While some of those may well be permanently delisted – private placements, for instance – others may simply relist in a non-EU jurisdiction, which in some cases has already happened.
Need for speed
The majority of respondents – 72% – expect to transaction report within two days of an instrument appearing on Esma’s Firds database.
“I think the regulation is pretty clear on the fact that if it’s TOTV on the day you traded it then it has to be transaction reported – but whether or not that's feasible may depend on your tech,” says Bloomberg’s Stone.Geoffroy Vander Linden, head of MarketAxess’ transparency solutions including its APA, views it similarly: “‘While it's not explicit in the regulatory text, it's our interpretation that a newly-created OTC product would be deemed TOTV the day after creation once it's been submitted to Firds, and transaction-reportable that day," he says, adding that for listed products, the transaction reporting requirement would apply on the day it's admitted to trading.
As for the 21% of market participants that selected T+4 or longer, respondents expect those firms to be pulled up by the regulator fairly quickly for failing to meet their obligations. “I’d say at the very least, Esma needs to clarify what it expects from the market here,” says the in-house regulatory strategist.
As Practice Insight surveyed only sellside firms and trading venues, 38% of respondents’ selection of any other capacity surprised interviewees. “Then again, in my experience dealing capacities have probably caused the most head scratching, so I suppose a range of different responses is not that unusual,” says one.

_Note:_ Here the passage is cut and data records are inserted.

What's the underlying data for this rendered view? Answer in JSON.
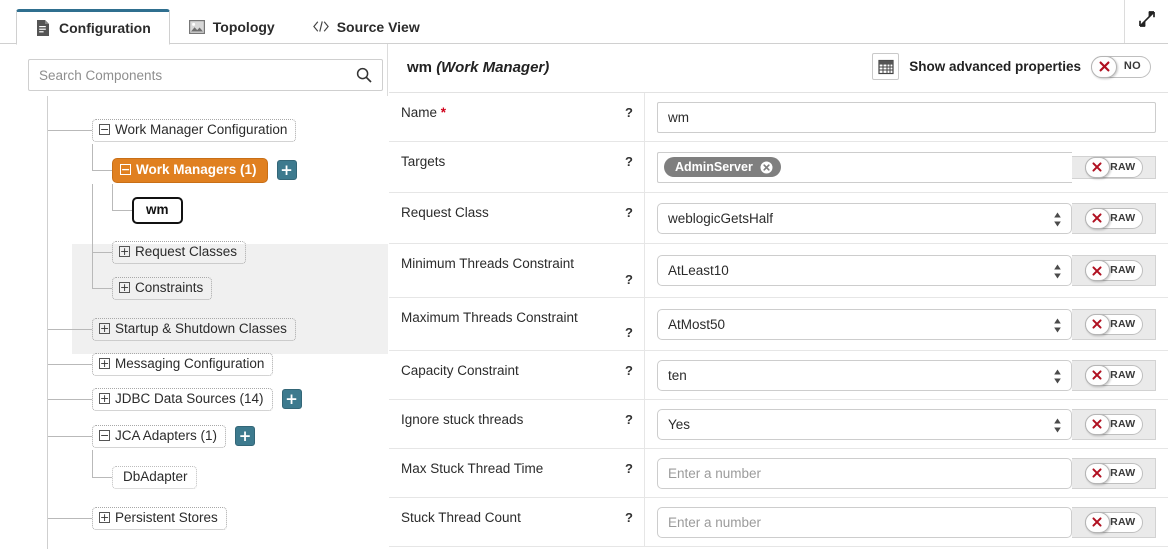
{
  "tabs": [
    {
      "label": "Configuration",
      "icon": "document-icon",
      "active": true
    },
    {
      "label": "Topology",
      "icon": "image-icon",
      "active": false
    },
    {
      "label": "Source View",
      "icon": "code-icon",
      "active": false
    }
  ],
  "window": {
    "expand_icon": "expand-diagonal-icon"
  },
  "search": {
    "placeholder": "Search Components",
    "value": "",
    "icon": "search-icon"
  },
  "tree": {
    "nodes": [
      {
        "label": "Work Manager Configuration",
        "state": "expanded",
        "style": "dotted",
        "indent": 0,
        "add": false
      },
      {
        "label": "Work Managers (1)",
        "state": "expanded",
        "style": "selected",
        "indent": 1,
        "add": true
      },
      {
        "label": "wm",
        "state": "leaf",
        "style": "boxed",
        "indent": 2,
        "add": false
      },
      {
        "label": "Request Classes",
        "state": "collapsed",
        "style": "dotted",
        "indent": 1,
        "add": false
      },
      {
        "label": "Constraints",
        "state": "collapsed",
        "style": "dotted",
        "indent": 1,
        "add": false
      },
      {
        "label": "Startup & Shutdown Classes",
        "state": "collapsed",
        "style": "dotted",
        "indent": 0,
        "add": false
      },
      {
        "label": "Messaging Configuration",
        "state": "collapsed",
        "style": "dotted",
        "indent": 0,
        "add": false
      },
      {
        "label": "JDBC Data Sources (14)",
        "state": "collapsed",
        "style": "dotted",
        "indent": 0,
        "add": true
      },
      {
        "label": "JCA Adapters (1)",
        "state": "expanded",
        "style": "dotted",
        "indent": 0,
        "add": true
      },
      {
        "label": "DbAdapter",
        "state": "leaf",
        "style": "plain",
        "indent": 1,
        "add": false
      },
      {
        "label": "Persistent Stores",
        "state": "collapsed",
        "style": "dotted",
        "indent": 0,
        "add": false
      }
    ],
    "expand_glyph": "+",
    "collapse_glyph": "−",
    "add_glyph": "+"
  },
  "panel": {
    "title_name": "wm",
    "title_type": "(Work Manager)",
    "grid_icon": "grid-table-icon",
    "advanced_label": "Show advanced properties",
    "advanced_toggle": {
      "state": "NO",
      "icon": "x-circle-icon"
    }
  },
  "raw_toggle": {
    "label": "RAW",
    "icon": "x-circle-icon"
  },
  "fields": [
    {
      "label": "Name",
      "required": true,
      "help": "?",
      "type": "text",
      "value": "wm",
      "placeholder": "",
      "raw": false,
      "help_top": true
    },
    {
      "label": "Targets",
      "required": false,
      "help": "?",
      "type": "tags",
      "tags": [
        "AdminServer"
      ],
      "raw": true,
      "help_top": true
    },
    {
      "label": "Request Class",
      "required": false,
      "help": "?",
      "type": "select",
      "value": "weblogicGetsHalf",
      "raw": true,
      "help_top": true
    },
    {
      "label": "Minimum Threads Constraint",
      "required": false,
      "help": "?",
      "type": "select",
      "value": "AtLeast10",
      "raw": true,
      "help_top": false
    },
    {
      "label": "Maximum Threads Constraint",
      "required": false,
      "help": "?",
      "type": "select",
      "value": "AtMost50",
      "raw": true,
      "help_top": false
    },
    {
      "label": "Capacity Constraint",
      "required": false,
      "help": "?",
      "type": "select",
      "value": "ten",
      "raw": true,
      "help_top": true
    },
    {
      "label": "Ignore stuck threads",
      "required": false,
      "help": "?",
      "type": "select",
      "value": "Yes",
      "raw": true,
      "help_top": true
    },
    {
      "label": "Max Stuck Thread Time",
      "required": false,
      "help": "?",
      "type": "text",
      "value": "",
      "placeholder": "Enter a number",
      "raw": true,
      "help_top": true
    },
    {
      "label": "Stuck Thread Count",
      "required": false,
      "help": "?",
      "type": "text",
      "value": "",
      "placeholder": "Enter a number",
      "raw": true,
      "help_top": true
    }
  ],
  "colors": {
    "accent_tab": "#2f6f8f",
    "selected_node": "#e08020",
    "add_button": "#3d7a8e",
    "required_star": "#d0021b",
    "tag_bg": "#7f7f7f",
    "toggle_x": "#b01020"
  }
}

The Frankfurt-based senior counsel says his firm has lobbied regulators heavily on the point that matched principal should not count within the SI regime as it goes against what being an SI really means. Under the UK Financial Conduct Authority’s definition, an SI is an investment firm that deals specifically on own account. So it’s possible that those 17% of respondents selecting matched principal are leveraging other SIs, which is permitted under the rules – but this is yet another wait-and-see-where-the-regulators-go area.
Part three of Practice Insight’s survey on Mifid II & market structure, focusing on broader market impact, will be published next week. Don't miss an update - subscribe to the free weekly newsletter now.
This survey was conducted by IFLR Practice Insight and Euromoney Thought Leadership between November and December 2017. It was distributed to decision-makers in a range of different types of institutions across Europe including investment banks, brokers, clearing houses, stock exchanges and trading venues.
Follow-up interviews with a combination of survey respondents and other market participants were then conducted throughout January 2018, once Mifid II was effective.